Mecklenburg County Public Health Department, commonly referred to as Mecklenburg County Public Health (MCPH), is applying for the CDC-OE22-2203 Strengthening U.S. Public Health Workforce, Infrastructure and Data Systems grant. MCPH is a NC Health Department Accredited with Honors in 2019 by the NCLHDA Board, is managed by Health Director, Raynard Washington, PhD, MPH, and is comprised of 940 employees serving approximately 1.2 million Mecklenburg County residents, including the City of Charlotte with a population of 874, 579 (Source: 2020 Census).
The COVID-19 pandemic changed the public health landscape and shifted staff and resources towards prevention efforts and reallocation of services, sidelining processes and procedures to focus on the public’s health and wellbeing.
The effects of COVID-19 exacerbated the impacts of social determinants of health on populations living within the Public Health Priority Areas in Mecklenburg County, where some of the most socially vulnerable residents reside based on Community Health Assessment data. The large number of COVID-19 deaths within the Public Health Priority Areas within Mecklenburg County made it evident that MCPH must realign resources to ensure health equity for all populations across Charlotte.
Therefore, MCPH is applying for Strategies A1 & 2: Workforce and Foundational Capabilities funding to assess, restructure and build organizational capacity to better meet the changing needs of the community and employees.
Strategy A1 Workforce funding will help MCPH to build a more robust workforce capacity to reduce individual workload across all divisions and to improve retention. With improved retention will come the ability to strengthen infrastructure through a more unified customer service trauma-informed training for staff to use with both external and internal partners and colleagues. MCPH will add 19 positions across many divisions to add support, diversity and expertise to the MCPH workforce to better serve internal and external partners.
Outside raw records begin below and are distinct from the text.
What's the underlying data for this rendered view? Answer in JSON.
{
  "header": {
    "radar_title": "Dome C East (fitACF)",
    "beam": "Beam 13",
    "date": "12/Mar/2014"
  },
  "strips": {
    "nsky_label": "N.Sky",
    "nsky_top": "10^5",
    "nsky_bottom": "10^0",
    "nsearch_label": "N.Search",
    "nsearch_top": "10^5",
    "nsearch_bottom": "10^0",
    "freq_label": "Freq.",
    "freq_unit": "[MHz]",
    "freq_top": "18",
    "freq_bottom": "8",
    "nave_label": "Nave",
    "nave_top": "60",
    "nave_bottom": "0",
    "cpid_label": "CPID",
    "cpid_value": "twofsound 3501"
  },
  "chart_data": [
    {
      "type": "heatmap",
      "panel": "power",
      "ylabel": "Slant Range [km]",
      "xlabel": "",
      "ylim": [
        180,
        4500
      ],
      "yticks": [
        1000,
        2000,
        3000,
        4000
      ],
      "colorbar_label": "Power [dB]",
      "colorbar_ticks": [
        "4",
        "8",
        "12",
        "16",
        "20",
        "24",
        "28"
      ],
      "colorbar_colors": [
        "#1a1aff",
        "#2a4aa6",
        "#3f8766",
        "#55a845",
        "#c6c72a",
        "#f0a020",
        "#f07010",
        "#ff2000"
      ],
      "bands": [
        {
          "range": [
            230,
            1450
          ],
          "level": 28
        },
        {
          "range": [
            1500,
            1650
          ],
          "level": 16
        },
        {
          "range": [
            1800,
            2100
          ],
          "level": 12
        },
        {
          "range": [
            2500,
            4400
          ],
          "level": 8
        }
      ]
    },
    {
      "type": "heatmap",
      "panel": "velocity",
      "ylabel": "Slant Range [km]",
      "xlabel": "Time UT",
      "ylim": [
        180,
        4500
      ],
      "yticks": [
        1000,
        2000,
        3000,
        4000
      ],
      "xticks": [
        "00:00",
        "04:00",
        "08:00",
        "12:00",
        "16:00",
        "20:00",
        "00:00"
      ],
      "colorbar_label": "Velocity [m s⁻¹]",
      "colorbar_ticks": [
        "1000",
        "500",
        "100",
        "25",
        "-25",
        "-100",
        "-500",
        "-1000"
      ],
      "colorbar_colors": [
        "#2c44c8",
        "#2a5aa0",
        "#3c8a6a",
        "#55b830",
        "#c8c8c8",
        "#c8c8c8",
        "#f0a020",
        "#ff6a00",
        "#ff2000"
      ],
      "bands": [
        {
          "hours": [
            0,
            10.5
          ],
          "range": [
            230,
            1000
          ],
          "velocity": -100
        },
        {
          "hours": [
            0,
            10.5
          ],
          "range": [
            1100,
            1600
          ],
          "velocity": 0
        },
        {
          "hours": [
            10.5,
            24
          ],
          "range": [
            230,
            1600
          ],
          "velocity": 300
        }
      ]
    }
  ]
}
Strategy A2 Foundational capabilities funding will help MCPH to evaluate processes, policies, procedures and internal communication. With the evolving needs of the county, the MCPH workforce needs to remain prepared to respond to COVID-19 yet trained to pivot to address other community infectious disease outbreaks like Monkeypox. After years working in a public health emergency climate, MCPH staff and leaders need training on research-based best practices to ensure staff have the most updated knowledge and resources to serve clients and residents across Mecklenburg County. Workforce planning, systems, processes and policies need evaluating for continuous improvement efforts. With new technology to improve data democratization, MCPH will be positioned for better transparency and equitable access to data for all residents of Mecklenburg County. With any change, comes growing pains, and this funding request for both Strategies A1 and A2 is to increase workforce capacity across all areas of the Mecklenburg County Public Health Department to ensure MCPH staff are trained, equipped and connected to fulfill the mission – “to promote and protect the public’s health” as they pivot from a pandemic state. To do so, MCPH must modernize data systems, improve communication and community partnerships and fortify processes, policies and procedures for efficiency and to provide health equity to all Mecklenburg County residents.
Each of the key proposed activities in this grant application align with the department’s fiscal years 2023-2025 Strategic Business Plan (SBP) strategies; thus, the environmental scan conducted for the SBP via the Behavioral Risk Factor Surveillance Survey (BRFSS), Employee Climate Survey data, Youth Behavioral Risk Factor Surveillance Survey (YBRFSS) and the Mecklenburg County COVID-19 Recovery and Renewal Taskforce data are all foundational to the grant activities and outcomes outlined in the grant application.